I have wrote a script which performs like supervisord detecting a process is down or not. When a server is down then start it. Sometimes i found that the process was running but the script thinked it was down.

def check_status(service, port):
    """
        check_the service status.
    args:
        service: the name of the service.
        port:
    """
    cmd = "netstat -lntp | grep %s | grep %s | awk -F '[:]' '{print $2}'" % (service, port)
    logger.info(cmd+"\n")
    results = os.popen(cmd).readlines()
    logger.info(results)
    return bool(results)

here is the log:

2017-04-02 07:53:02,006,1491090782.006675,INFO-netstat -lntp | grep uwsgi | grep 8083 | awk -F '[:]' '{print $2}'

2017-04-02 07:53:02,043,1491090782.043374,INFO-[]
2017-04-02 07:53:02,043,1491090782.043619,INFO-2017-04-02 07:53:02 [ERROR] uwsgi:8083 is down.

2017-04-02 07:53:02,043,1491090782.043733,INFO-2017-04-02 07:53:02 [INFO] try to start uwsgi:8083

2017-04-02 07:53:02,043,1491090782.043814,INFO-cmd:sh /usr/local/sandai/webrtc-env/apprtc/sbin/apprtc.sh start  8083
2017-04-02 07:53:03,100,1491090783.100647,INFO-netstat -lntp | grep uwsgi | grep 8083 | awk -F '[:]' '{print $2}'

2017-04-02 07:53:03,138,1491090783.138201,INFO-['8083                0.0.0.0\n']
2017-04-02 07:53:03,138,1491090783.138506,INFO-2017-04-02 07:53:03 [INFO] uwsgi have been started.

but when i used ps -ef | grep uwsgi | grep 8083 i found that the server is not down:

[ops01@test 2017.04.02]# ps -ef | grep uwsgi | grep 8083
ops01    22684     1  0  2016 ?        00:03:14 uwsgi --plugin    http,python,gevent --http :8083

is it not proper to use netstat to detect a process is down or not ? and why? thanks


Solution

  • "Server running" and "server listening on the port" are essentially two different things. Depending on how the server is implemented, it can happen, that process itself is running but it was unable to start listening on the port. Also, there is always some window between starting the server and server actually starting to listen on the port.

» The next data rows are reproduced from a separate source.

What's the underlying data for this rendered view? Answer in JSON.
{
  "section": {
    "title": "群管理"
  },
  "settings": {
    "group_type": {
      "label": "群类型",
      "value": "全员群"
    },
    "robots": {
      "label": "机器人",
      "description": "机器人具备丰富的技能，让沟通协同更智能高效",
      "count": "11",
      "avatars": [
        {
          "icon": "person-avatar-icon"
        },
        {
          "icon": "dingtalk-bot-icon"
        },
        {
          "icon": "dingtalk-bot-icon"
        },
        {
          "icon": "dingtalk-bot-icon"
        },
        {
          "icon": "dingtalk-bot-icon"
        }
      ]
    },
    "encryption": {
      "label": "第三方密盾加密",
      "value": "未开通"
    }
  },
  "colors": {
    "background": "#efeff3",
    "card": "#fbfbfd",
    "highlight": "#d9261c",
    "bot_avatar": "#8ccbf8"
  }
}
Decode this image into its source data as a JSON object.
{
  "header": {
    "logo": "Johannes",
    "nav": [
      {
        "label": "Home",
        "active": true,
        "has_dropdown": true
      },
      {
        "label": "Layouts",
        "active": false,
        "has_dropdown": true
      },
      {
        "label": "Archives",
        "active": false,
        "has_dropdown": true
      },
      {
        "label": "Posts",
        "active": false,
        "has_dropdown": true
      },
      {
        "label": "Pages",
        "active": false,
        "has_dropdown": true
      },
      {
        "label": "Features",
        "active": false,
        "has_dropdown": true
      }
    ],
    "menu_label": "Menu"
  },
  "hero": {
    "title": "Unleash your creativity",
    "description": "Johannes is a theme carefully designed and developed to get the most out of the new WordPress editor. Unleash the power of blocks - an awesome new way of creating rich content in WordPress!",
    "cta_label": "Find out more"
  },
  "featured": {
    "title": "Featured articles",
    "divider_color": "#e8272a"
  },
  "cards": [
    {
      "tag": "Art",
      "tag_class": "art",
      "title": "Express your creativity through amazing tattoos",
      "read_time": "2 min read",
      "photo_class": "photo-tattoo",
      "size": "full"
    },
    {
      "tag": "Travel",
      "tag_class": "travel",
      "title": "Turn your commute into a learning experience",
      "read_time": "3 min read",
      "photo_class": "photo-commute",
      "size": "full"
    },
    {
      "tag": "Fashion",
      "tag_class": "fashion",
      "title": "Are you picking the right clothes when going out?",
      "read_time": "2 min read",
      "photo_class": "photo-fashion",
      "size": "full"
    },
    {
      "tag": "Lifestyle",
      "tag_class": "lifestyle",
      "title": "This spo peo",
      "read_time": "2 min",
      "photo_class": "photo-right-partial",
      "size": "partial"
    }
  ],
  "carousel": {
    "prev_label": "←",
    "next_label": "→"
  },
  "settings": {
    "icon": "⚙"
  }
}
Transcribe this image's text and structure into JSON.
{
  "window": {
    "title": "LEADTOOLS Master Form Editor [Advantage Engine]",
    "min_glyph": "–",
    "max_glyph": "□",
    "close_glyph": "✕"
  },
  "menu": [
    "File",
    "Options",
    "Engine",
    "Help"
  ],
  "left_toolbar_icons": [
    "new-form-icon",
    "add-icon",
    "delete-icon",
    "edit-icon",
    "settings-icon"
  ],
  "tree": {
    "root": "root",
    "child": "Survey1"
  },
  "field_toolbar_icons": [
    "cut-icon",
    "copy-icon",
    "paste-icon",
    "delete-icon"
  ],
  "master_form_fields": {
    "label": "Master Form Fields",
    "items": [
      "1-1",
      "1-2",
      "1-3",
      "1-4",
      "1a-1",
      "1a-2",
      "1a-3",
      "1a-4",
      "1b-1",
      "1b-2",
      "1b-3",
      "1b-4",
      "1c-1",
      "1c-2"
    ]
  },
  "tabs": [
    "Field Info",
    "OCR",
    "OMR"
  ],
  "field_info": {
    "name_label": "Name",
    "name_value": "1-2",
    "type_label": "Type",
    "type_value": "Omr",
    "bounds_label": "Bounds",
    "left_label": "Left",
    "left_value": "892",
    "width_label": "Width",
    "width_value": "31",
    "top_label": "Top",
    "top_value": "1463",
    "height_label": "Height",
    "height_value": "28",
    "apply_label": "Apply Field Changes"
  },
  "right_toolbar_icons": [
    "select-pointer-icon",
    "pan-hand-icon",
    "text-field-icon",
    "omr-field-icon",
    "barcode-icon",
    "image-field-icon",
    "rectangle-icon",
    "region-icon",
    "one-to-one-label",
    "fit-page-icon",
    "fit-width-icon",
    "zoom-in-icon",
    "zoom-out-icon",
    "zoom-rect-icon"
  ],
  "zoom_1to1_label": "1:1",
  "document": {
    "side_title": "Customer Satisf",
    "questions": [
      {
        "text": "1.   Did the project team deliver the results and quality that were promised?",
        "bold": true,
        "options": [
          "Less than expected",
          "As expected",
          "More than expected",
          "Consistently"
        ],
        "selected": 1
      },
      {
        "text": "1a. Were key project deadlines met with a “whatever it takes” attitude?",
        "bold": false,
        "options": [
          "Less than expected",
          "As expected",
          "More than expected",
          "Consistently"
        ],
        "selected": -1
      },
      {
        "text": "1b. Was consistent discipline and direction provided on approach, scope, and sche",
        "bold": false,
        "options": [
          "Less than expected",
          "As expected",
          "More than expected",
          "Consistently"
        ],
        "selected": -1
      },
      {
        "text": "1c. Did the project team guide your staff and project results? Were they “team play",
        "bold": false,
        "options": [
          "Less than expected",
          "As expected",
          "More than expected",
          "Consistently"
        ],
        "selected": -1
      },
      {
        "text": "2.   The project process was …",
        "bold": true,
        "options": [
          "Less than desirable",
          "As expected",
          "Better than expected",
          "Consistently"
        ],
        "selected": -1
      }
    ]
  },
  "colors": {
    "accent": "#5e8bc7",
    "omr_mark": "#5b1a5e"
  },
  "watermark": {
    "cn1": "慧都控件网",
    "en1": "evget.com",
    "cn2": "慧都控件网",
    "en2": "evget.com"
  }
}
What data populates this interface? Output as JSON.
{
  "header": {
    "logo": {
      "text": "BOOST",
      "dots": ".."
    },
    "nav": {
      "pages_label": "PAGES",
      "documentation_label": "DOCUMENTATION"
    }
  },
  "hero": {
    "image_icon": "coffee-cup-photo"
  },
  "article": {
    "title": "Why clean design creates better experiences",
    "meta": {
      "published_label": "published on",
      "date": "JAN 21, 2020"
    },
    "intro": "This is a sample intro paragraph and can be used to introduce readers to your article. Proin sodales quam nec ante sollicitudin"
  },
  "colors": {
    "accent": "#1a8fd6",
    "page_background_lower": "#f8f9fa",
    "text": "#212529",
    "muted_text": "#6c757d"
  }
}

    I usually use two separate processes for this purpose:

    • supervisor process is making sure, that server process itself is running - this can be detected reliably using fork()/wait() functions (or their python counterparts). If server dies, then it can be restarted.
    • monitoring process is making sure, that server is working properly. There you have to consider that you may have false positives and add some retries/double-checks. If it finds out, that server is not functional, it could notify the supervisor to restart the server or kill the server itself and let supervisor restart it.